Andy Reid has routinely amused us with colorful food metaphors during his time as Kansas City Chiefs head coach.
Remember when he referred to an oft-repeated stat about Chiefs wide receiver touchdowns as a “moldy cheeseburger”? Or the time he said that the NFL preseason was “like a hot dog-eating contest”? Or when he told Terez Paylor that calling the right play at the right moment was like eating a good cheeseburger?
Reid gave us another one on Sunday following his team’s 38-28 win over the Los Angeles Chargers to open the regular season — this one about fullback Anthony Sherman, who had scored on a 36-yard touchdown pass from Patrick Mahomes in the third quarter of the game.
With Patrick Mahomes II, every member of the Chiefs is a deep threat, even Anthony Sherman. #sausagesizzlin pic.twitter.com/UA1XObI4bn— Clay Wendler (@ClayWendler) September 9, 2018
Sherman, 30, is entering his eighth season in the NFL. It’s almost quaint now to remember the furor that erupted among Chiefs fans when the Chiefs traded cornerback Javier Arenas to the Arizona Cardinals to obtain Sherman — then a two-year veteran — in 2013.
Just days before, the Chiefs had expended a sixth-round choice to draft Braden Wilson out of Kansas State — a pick that Arrowhead Pride readers had widely approved. What were they thinking? Trading for another fullback?
But — as it soon became clear — the Chiefs wanted a fullback, and they just wanted to be sure they had a good one.
And Sherman has been a good one.
While his box scores have never been anything that could get anyone excited — his touchdown catch on Sunday was his longest career reception — he has proved his worth to the Chiefs over and over as a blocker and especially on special teams.
Sherman doesn’t get many opportunities to make an impact on offense, but as he showed on Sunday, he makes them count.
Sunday demonstrated another reason the Chiefs find him valuable: he is versatile. The Chiefs came out of the final cutdown with two tight ends on the roster: Travis Kelce and Alex Ellis. Most roster prognostications — including ours — included a third tight end on the roster to replace Demetrius Harris during the suspension he served in Week 1. We all assumed — since we know Reid likes to run formations with three tight ends — that the Chiefs would keep Jace Amaro for a week, and then cut him to make room for Harris.

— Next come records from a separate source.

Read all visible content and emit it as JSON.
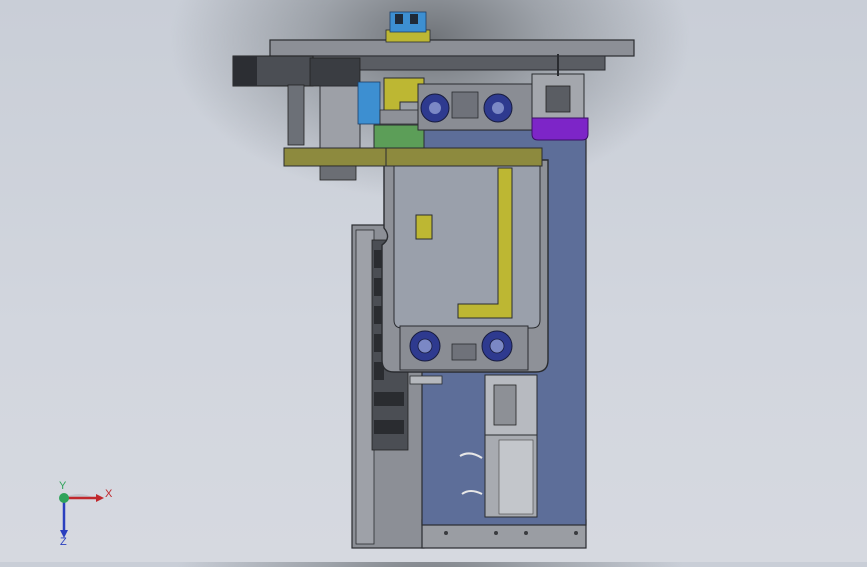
{
  "view": {
    "triad": {
      "x_label": "X",
      "y_label": "Y",
      "z_label": "Z"
    }
  },
  "colors": {
    "body_blue": "#5d6e99",
    "plate_gray": "#8c8f96",
    "dark_gray": "#3c3f44",
    "yellow_bracket": "#bdb733",
    "olive_plate": "#8d8a3e",
    "purple_block": "#7d25c8",
    "green_block": "#5c9e58",
    "cyan_block": "#3d8fd1",
    "axis_x": "#c0282d",
    "axis_y": "#2fa35a",
    "axis_z": "#2a3fbf"
  }
}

But the Chiefs were smarter than we were. Why go through the additional aggravation of making transactions when Anthony Sherman can fill in at tight end when needed?
“We saw what he did filling in as a running back in Denver,” Reid explained after the game on Sunday. “You got to see today what he did filling in as a tight end, and that’s why we didn’t make a [roster] move, yes — to answer your question — yes. Then we get Demetrius [Harris] back, and now we are rolling at tight end with another person that is a good player.”
Over time, Sherman has become popular. Chiefs fans have come to appreciate not only Sherman’s unseen contributions, but also his colorful nature; his annual arrival at training camp in an unusual outfit is awaited as breathlessly as that of a Hollywood starlet on the red carpet during Oscar night.
And when players become popular, they get nicknames. The Shermanator and The Tank are often used by Chiefs fans. But among his teammates, Sherman is known as The Sausage.
So when speaking to the media about the trust he has in Sherman — in whatever way he is used on the field — Reid knew he was getting ready to serve up a money quote that writers like myself would use as an excuse to write a feature story about the Chiefs fullback.
“I was telling [Chiefs Radio Network executive producer] Dan [Israel], he’s got crazy hands, man. You think of him as a sausage, so he goes out, and he’s a sausage with hands.”
Never let it be said that I don’t know how to do my job.